Figure 1-B, add something like `` background is an reconstructed RGB orthomosaic'' other wise background is Google map or other

Figure 3 , add ``the black rectangle is ...''

Figure 3 : add A and B in the legend then split the description

Figure 5, How about making a figure of EM from CMD and EM from GEM2 as bi-variate plot for the same depth ?

Figure 6, needs a bit of polishing, especially the axis name, the RMS or RRMS of the data/model and I would add tree picture symbolizing tree position, it will help the reader. I would also suggest to not cut the negative percentage difference, it will help assessing the quality of the data and inversion.

Figure 8-A : change the ylabel, with unity. Add vertical arrows for the other infiltration 

Figure 8-B : change ylabel with squared exponent. Why Rn is negative ?

Figure 9 : add a colorbar, even if it is conceptual.

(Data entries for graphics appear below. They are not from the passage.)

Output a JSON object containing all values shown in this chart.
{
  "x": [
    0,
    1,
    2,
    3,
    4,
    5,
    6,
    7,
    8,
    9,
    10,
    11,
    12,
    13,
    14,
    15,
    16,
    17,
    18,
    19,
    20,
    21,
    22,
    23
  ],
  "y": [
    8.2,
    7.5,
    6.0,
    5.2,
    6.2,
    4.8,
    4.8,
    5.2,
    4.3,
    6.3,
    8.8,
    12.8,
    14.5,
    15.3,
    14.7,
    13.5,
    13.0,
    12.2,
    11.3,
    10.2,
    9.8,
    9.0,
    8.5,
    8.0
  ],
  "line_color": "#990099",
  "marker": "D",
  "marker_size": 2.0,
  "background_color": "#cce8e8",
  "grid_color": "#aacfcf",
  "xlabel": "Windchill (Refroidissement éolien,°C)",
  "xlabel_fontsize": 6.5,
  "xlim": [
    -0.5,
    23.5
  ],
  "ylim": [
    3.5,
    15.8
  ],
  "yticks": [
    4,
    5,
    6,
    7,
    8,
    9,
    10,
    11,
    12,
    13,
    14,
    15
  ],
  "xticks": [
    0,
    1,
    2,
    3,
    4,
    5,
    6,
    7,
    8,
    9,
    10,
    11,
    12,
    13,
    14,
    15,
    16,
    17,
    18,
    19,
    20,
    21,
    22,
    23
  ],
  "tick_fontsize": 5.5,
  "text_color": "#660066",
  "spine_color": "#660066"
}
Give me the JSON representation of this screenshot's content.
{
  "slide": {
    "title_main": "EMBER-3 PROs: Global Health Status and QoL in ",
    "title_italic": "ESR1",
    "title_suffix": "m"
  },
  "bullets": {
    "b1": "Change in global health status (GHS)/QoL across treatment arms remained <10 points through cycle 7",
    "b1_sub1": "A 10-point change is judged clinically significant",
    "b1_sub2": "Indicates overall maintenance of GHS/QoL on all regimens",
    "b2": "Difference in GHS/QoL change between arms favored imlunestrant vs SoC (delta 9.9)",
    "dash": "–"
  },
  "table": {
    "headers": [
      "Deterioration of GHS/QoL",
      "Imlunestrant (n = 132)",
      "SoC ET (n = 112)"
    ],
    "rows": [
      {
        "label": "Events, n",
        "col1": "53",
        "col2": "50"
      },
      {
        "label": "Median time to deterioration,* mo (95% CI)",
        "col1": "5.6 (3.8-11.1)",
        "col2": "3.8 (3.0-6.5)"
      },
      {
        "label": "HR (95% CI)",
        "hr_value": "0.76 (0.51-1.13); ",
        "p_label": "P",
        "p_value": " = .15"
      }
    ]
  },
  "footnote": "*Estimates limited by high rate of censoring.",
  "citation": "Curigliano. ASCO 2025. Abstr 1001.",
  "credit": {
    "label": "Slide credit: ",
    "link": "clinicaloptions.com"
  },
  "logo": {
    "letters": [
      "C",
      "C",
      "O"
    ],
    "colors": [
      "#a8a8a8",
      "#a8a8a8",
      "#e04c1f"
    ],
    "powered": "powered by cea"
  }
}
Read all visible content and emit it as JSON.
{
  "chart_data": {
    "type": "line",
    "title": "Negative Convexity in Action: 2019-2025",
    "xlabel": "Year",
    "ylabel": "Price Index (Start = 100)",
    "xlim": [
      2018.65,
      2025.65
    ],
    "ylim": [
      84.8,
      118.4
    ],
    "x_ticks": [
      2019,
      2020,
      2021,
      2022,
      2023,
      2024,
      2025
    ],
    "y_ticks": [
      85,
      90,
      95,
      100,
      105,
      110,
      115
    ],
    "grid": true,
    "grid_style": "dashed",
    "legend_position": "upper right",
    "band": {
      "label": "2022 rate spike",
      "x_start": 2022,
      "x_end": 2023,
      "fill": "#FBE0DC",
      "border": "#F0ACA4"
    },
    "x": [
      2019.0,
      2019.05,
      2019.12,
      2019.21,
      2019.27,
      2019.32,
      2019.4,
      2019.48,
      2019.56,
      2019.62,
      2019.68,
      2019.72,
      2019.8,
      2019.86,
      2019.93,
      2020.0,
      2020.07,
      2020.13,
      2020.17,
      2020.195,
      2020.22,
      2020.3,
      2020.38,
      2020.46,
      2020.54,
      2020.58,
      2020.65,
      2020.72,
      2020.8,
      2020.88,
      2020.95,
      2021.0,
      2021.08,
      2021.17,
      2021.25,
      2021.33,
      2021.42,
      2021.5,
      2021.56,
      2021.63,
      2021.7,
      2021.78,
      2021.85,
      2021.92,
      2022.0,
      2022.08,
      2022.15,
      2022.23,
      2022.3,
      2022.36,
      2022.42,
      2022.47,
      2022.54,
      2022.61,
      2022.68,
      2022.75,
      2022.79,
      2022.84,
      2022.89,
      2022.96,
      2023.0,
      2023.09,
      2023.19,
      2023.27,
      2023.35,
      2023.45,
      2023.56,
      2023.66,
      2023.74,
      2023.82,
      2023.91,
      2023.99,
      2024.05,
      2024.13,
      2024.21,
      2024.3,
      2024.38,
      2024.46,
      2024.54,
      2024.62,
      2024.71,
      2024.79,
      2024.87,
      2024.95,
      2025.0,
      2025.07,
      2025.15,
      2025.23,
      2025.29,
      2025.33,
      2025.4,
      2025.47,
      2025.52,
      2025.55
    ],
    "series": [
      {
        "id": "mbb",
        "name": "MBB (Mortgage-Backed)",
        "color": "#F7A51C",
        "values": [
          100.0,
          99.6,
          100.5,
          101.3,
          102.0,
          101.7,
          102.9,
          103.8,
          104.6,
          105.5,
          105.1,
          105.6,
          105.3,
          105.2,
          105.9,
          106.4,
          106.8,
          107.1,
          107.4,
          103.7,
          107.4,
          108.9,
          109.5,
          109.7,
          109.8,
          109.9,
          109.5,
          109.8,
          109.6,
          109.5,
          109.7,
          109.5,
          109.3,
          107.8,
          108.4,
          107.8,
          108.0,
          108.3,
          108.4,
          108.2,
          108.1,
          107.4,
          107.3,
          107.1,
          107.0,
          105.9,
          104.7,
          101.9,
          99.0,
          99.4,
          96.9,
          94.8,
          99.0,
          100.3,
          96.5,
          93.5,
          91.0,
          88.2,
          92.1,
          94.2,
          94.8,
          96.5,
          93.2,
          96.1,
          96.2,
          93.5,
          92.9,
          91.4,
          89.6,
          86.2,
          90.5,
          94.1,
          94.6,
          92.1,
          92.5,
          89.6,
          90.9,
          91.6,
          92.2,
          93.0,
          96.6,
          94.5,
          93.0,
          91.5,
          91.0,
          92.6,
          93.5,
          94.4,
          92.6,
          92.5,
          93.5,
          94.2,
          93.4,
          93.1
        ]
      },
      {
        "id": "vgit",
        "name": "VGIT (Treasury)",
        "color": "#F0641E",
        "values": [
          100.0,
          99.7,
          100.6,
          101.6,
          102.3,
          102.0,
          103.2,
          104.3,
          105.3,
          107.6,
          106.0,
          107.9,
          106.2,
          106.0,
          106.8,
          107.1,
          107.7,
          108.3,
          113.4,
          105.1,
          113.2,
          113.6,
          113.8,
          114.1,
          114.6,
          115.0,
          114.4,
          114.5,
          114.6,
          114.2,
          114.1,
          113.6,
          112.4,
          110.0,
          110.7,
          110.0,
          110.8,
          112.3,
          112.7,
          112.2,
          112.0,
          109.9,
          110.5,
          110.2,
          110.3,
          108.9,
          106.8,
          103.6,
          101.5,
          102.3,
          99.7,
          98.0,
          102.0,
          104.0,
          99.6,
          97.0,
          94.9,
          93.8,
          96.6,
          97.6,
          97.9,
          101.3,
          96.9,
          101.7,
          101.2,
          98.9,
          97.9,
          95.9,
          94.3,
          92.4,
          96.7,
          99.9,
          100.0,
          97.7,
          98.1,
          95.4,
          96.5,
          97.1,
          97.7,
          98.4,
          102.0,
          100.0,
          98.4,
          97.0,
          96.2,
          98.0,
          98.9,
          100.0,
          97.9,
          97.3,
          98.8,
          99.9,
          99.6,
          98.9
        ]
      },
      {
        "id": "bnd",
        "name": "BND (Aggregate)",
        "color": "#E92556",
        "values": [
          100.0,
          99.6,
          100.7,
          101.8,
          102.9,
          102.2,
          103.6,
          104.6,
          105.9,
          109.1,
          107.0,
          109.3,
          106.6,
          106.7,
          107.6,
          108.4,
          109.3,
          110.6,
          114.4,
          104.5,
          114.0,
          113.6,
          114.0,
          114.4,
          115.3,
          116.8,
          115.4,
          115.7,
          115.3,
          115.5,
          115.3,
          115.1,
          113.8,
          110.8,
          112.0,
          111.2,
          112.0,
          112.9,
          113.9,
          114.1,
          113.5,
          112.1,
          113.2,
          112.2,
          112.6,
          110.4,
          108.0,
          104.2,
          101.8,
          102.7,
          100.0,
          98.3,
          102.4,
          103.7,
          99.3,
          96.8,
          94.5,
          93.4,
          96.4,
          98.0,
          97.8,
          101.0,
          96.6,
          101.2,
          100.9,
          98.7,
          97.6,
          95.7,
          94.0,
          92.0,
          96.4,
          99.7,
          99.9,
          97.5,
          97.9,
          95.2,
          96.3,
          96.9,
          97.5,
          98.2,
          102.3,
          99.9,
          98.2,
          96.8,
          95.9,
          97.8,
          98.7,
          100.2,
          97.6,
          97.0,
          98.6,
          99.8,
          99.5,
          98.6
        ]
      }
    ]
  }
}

Figure 10 - A : replace the position of the sensors VWC3-VZC4

I found this work on the use of the frequency domain electromagnetic (FDEM) method and the electrical resistivity tomography (ERT) method in precision agriculture very interesting and engaging. I know that the FDEM method has been used in agricultural management for a long time, and is one of the most important geophysical techniques in the field of agrogeophysics. However, despite the existence of many similar studies, this work is interesting and relevant because it examines the usefulness of two FDEM devices in an orange tree study plot in conjunction with the ERT technique to derive a 3D resistivity model. This model helps to implement a numerical hydrological model that reproduces key aspects associated with volumetric water content (VWC), the position of the trees and the effects of the dripping system and root water uptake (RWU), among others. Apart from the fact that the authors implemented open-source codes to accomplish the geophysical data inversion, which I consider appropriate for potential practitioners involved in this field of study. The work is clearly described and structured, and is well supported by figures that guarantee the reproducibility of the methodology in similar environments. In my opinion, scientists concerned with precision agriculture or water management in agriculture will be pleased to read this interesting work, which deserves to be published.

I only suggest to replace Frequency-Domain ElectroMagnetic induction (FDEM) by Frequency-Domain Electromagnetic (FDEM), the term commonly accepted.